Sect. XI: 十ー

137 22 7
                                    

Suasana berkabung masih menyelimuti mereka. Semua runtutan kejadian ini terjadi hanya dalam satu hari saja dan sudah memakan empat korban sekaligus, terlebih lagi kejadian itu ketika mereka bersama-sama. Tidak bisa dibayangkan ketika mereka berpecah.

Solar bahkan sudah tertidur dalam keadaan duduk karena terlalu banyak menangis, mata mereka juga terlihat lelah dengan segala rentetan kejadian yang merenggut nyawa teman, orang tua, dan orang terdekat.

Mereka hanya anak SMA yang dipaksa dewasa dengan keadaan.

"Aku mau pulang." Gentar bergumam, ia menekuk kedua kakinya dan meringkuk ketakutan. Untuk pertama kalinya, Gentar merasa sedih sebab ditinggal selamanya oleh partner in crime-nya.

Sopan yang di sebelahnya pun menepuk-nepuk kepala Gentar dengan lembut, berusaha menenangkan kawannya. "Sori dan Duri sudah tenang, doakan saja mereka ya?"

Gempa mengambil minuman yang berada di keranjang sebagai upaya menenangkan mereka semua. Yahーsetidaknya.

"Kenapa kita harus terus melarikan diri kalau kita bisa melawan mereka?" Gentar melempar botol minuman yang sudah remuk.

"Jangan bodoh, kamu mau ngelawan makhluk sebanyak itu darimana? Pegang senjata aja masih belum benar." Ucapan Halilintar menusuk hati Gentar dengan telak.

"Itu benar, untuk saat ini, lebih baik kita ikutin aja Maripos. Dia yang paling tahu tentang jalan menuju pangkalan militer." Glacier menoleh ke arah pemandangan langit yang ada di atas.
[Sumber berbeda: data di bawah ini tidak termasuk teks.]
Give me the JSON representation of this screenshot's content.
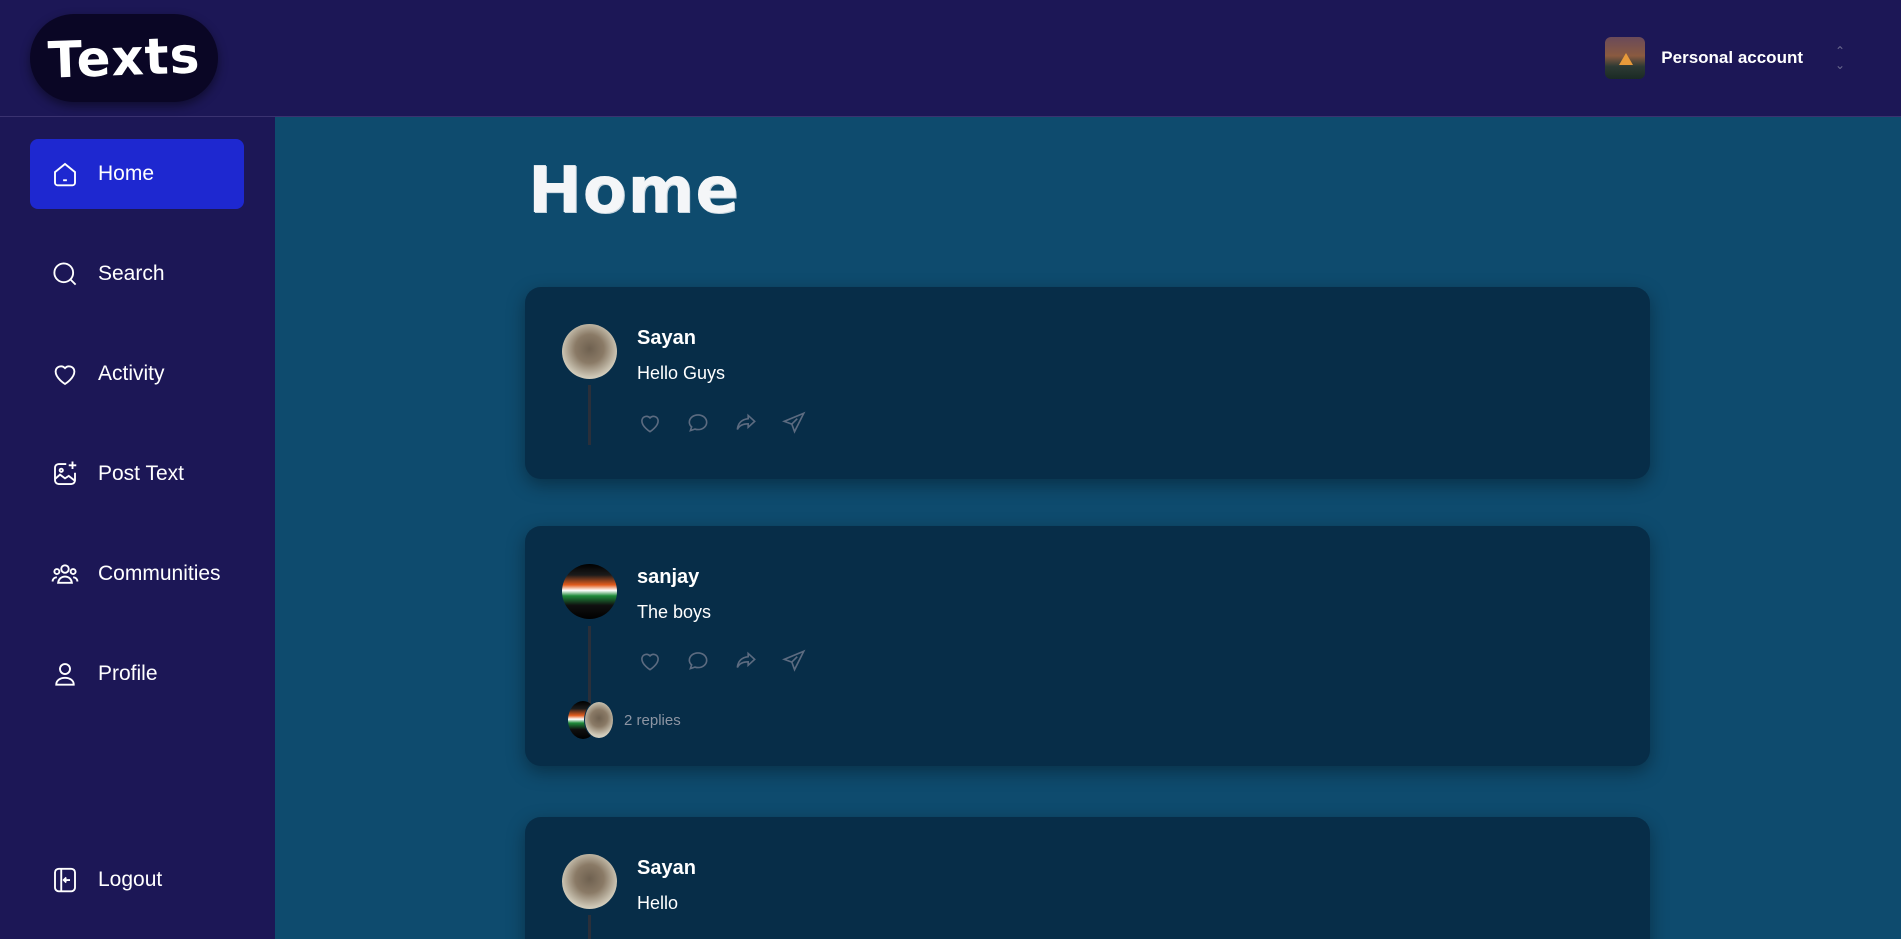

Hari semakin terik. Mereka yang berada di dalam truk itupun tentu saja kepanasan meskipun bagian belakangnya terbuka. Anehnya, Ice masih bertahan dengan hoodie tebal berbulu miliknya. Blaze bahkan sampai heran bagaimana bisa kembarannya itu bertahan dengan cuaca seterik ini.
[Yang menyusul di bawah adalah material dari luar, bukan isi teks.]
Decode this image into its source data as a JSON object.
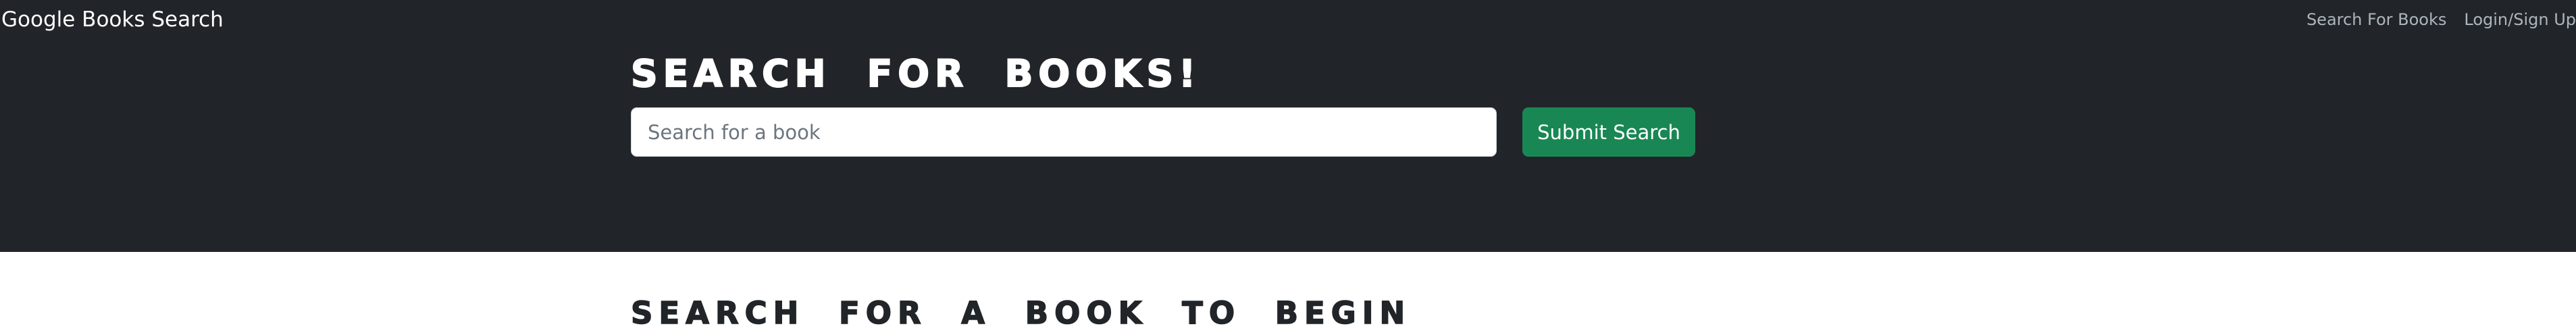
{
  "navbar": {
    "brand": "Google Books Search",
    "links": [
      {
        "label": "Search For Books"
      },
      {
        "label": "Login/Sign Up"
      }
    ],
    "colors": {
      "background": "#212529",
      "brand_text": "#ffffff",
      "link_text": "#adb5bd"
    }
  },
  "hero": {
    "title": "SEARCH FOR BOOKS!",
    "search": {
      "placeholder": "Search for a book",
      "value": ""
    },
    "submit_label": "Submit Search",
    "colors": {
      "background": "#212529",
      "button": "#198754"
    }
  },
  "results": {
    "heading": "SEARCH FOR A BOOK TO BEGIN"
  }
}
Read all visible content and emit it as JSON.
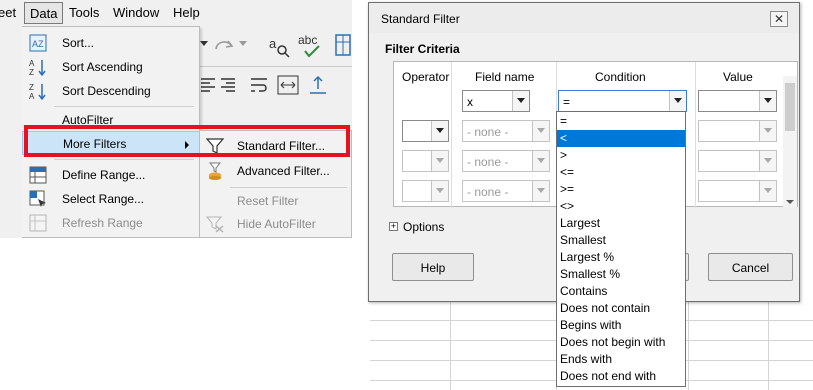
{
  "menubar": {
    "items": [
      {
        "label": "eet"
      },
      {
        "label": "Data"
      },
      {
        "label": "Tools"
      },
      {
        "label": "Window"
      },
      {
        "label": "Help"
      }
    ]
  },
  "data_menu": {
    "items": [
      {
        "label": "Sort...",
        "icon": "sort-dialog-icon",
        "disabled": false
      },
      {
        "label": "Sort Ascending",
        "icon": "sort-ascending-icon",
        "disabled": false
      },
      {
        "label": "Sort Descending",
        "icon": "sort-descending-icon",
        "disabled": false
      },
      {
        "label": "AutoFilter",
        "icon": "autofilter-icon",
        "disabled": false
      },
      {
        "label": "More Filters",
        "icon": "",
        "disabled": false,
        "highlighted": true,
        "has_submenu": true
      },
      {
        "label": "Define Range...",
        "icon": "define-range-icon",
        "disabled": false
      },
      {
        "label": "Select Range...",
        "icon": "select-range-icon",
        "disabled": false
      },
      {
        "label": "Refresh Range",
        "icon": "refresh-range-icon",
        "disabled": true
      }
    ]
  },
  "more_filters_submenu": {
    "items": [
      {
        "label": "Standard Filter...",
        "icon": "funnel-icon",
        "disabled": false
      },
      {
        "label": "Advanced Filter...",
        "icon": "advanced-filter-icon",
        "disabled": false
      },
      {
        "label": "Reset Filter",
        "icon": "",
        "disabled": true
      },
      {
        "label": "Hide AutoFilter",
        "icon": "hide-autofilter-icon",
        "disabled": true
      }
    ]
  },
  "dialog": {
    "title": "Standard Filter",
    "close_label": "✕",
    "criteria_title": "Filter Criteria",
    "columns": {
      "operator": "Operator",
      "field_name": "Field name",
      "condition": "Condition",
      "value": "Value"
    },
    "rows": [
      {
        "operator": "",
        "field": "x",
        "condition": "=",
        "value": ""
      },
      {
        "operator": "",
        "field": "- none -",
        "condition": "",
        "value": ""
      },
      {
        "operator": "",
        "field": "- none -",
        "condition": "",
        "value": ""
      },
      {
        "operator": "",
        "field": "- none -",
        "condition": "",
        "value": ""
      }
    ],
    "options_label": "Options",
    "help_label": "Help",
    "cancel_label": "Cancel"
  },
  "condition_dropdown": {
    "options": [
      "=",
      "<",
      ">",
      "<=",
      ">=",
      "<>",
      "Largest",
      "Smallest",
      "Largest %",
      "Smallest %",
      "Contains",
      "Does not contain",
      "Begins with",
      "Does not begin with",
      "Ends with",
      "Does not end with"
    ],
    "selected": "<"
  },
  "colors": {
    "highlight_red": "#e3141d",
    "selection_blue": "#0078d7",
    "menu_highlight": "#cce4f7"
  }
}
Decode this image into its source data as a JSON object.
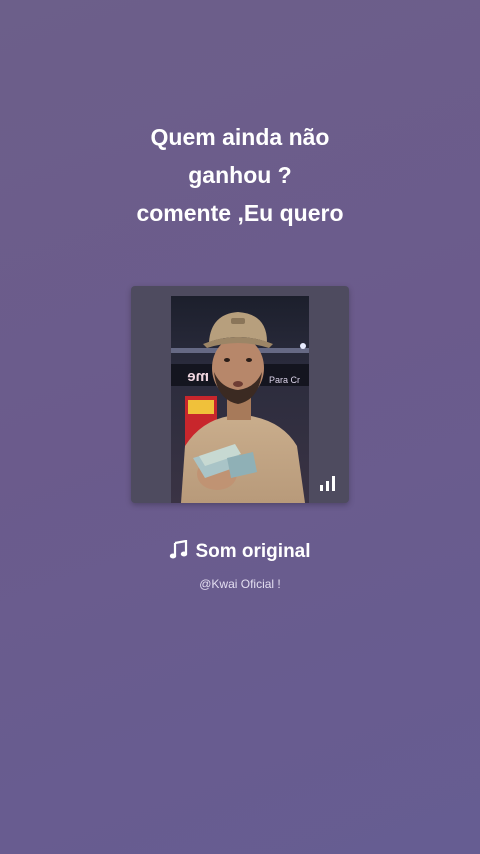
{
  "caption": {
    "lines": [
      "Quem ainda não",
      "ganhou ?",
      "comente ,Eu quero"
    ]
  },
  "video_thumbnail": {
    "description": "Thumbnail of a video: a young man with a beige cap and beige sweater holding banknotes, restaurant signage behind him",
    "signage_text": "Para Cr",
    "play_indicator_icon": "bars-icon"
  },
  "sound": {
    "icon": "music-note-icon",
    "title": "Som original",
    "author": "@Kwai Oficial !"
  },
  "colors": {
    "background_top": "#6c5f8a",
    "background_bottom": "#665d92",
    "card_background": "#4e4b5f",
    "text": "#ffffff"
  }
}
"Aku penasaran berapa jam lagi kita akanーaduh!!" Blaze terjungkal, bahkan dirinya belum sempat untuk menyelesaikan ucapannya.

Yang lain pun sama, ohーmungkin hanya lebih menjaga image saja, seperti Halilintar yang dengan sigap menahan dengan kaki depan.
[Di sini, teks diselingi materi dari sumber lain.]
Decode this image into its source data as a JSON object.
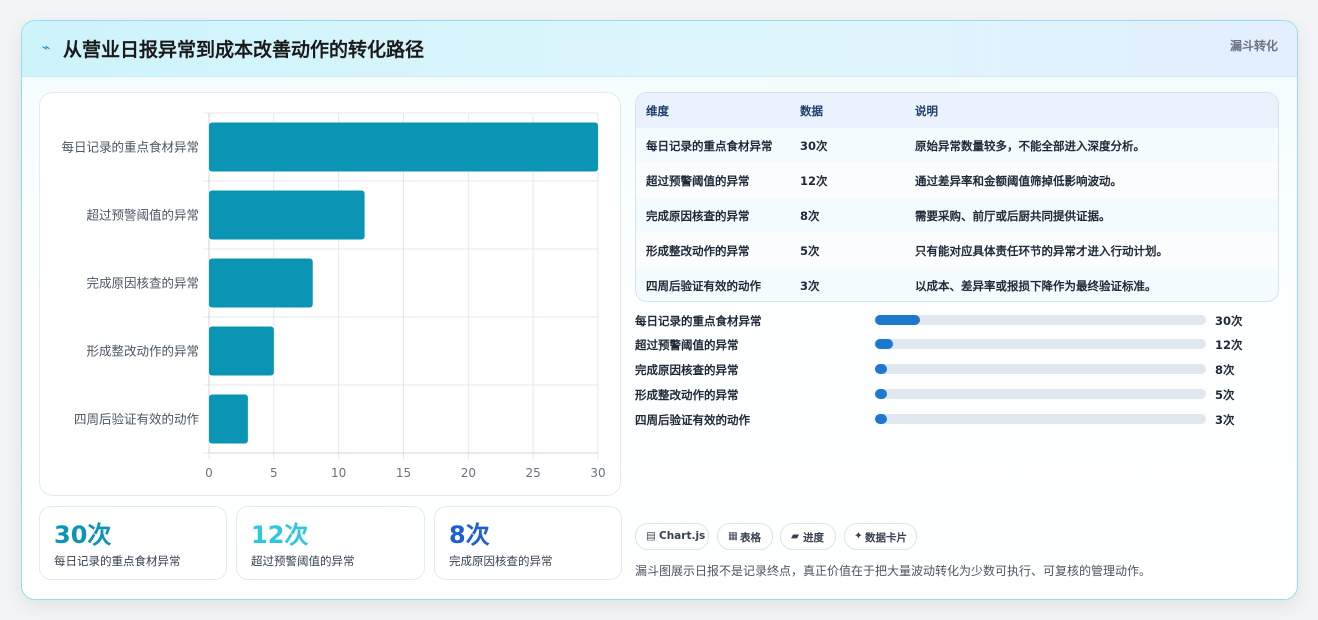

Bagaimana tak terjungkal? Maripos secara tiba-tiba menghentikan laju mobilnya dengan mendadak. Maka dari itu, Blaze pun hendak protes dan turun dari mobil itu, tetapi Maripos sudah terlebih dahulu turun dan berjalan ke belakang.

"Ada wanita yang terluka di depan. Kalian turun sana, cek dia masih oke atau nggak."

Oh astaga, perintahnya itu menyebalkan sekali. Tentu saja, tak ada yang mau mengorbankan diri mereka setelah kejadian yang merenggut empat nyawa itu.

Karena tak ada siapapun yang menjawab, maka Halilintar langsung berdiri dan beranjak dari tempatnya. Meskipun sempat ditahan oleh Taufan yang menahan airmata di ujung pelupuk matanya.

"Tak apa, Fan. Aku janji semuanya akan baik-baik saja."

Dengan itu, Halilintar melepaskan pegangan tangan Taufan dan turun dari truk CDE tersebut dengan berani.

"Dia di sana. Hati-hati, Hali. Jika kau merasa dia berbahaya, tinggalkan saja. Tapi jika dia ternyata tak terinfeksi, berikan aku sinyal supaya bisa membantumu." Maripos menepuk pundak Halilintar sebelum ia pergi, membuat Halilintar berdecak pelan.

"Dasar, kenapa kau harus menyuruh yang lainnya ketika kau bisa melakukannya sendiri, sih?"

"Hei, aku kan perlu siaga disini untuk menjaga yang lainnya. Udah, sana pergi."

Halilintar memutar matanya jengah. Ia kemudian mendekati seorang perempuan yang terbaring cenderung ke samping membelakangi dirinya. Nafasnya terlihat tersengal-sengal membuat Halilintar merasa ragu apakah perempuan ini masih ada peluang untuk hidup atau tidak.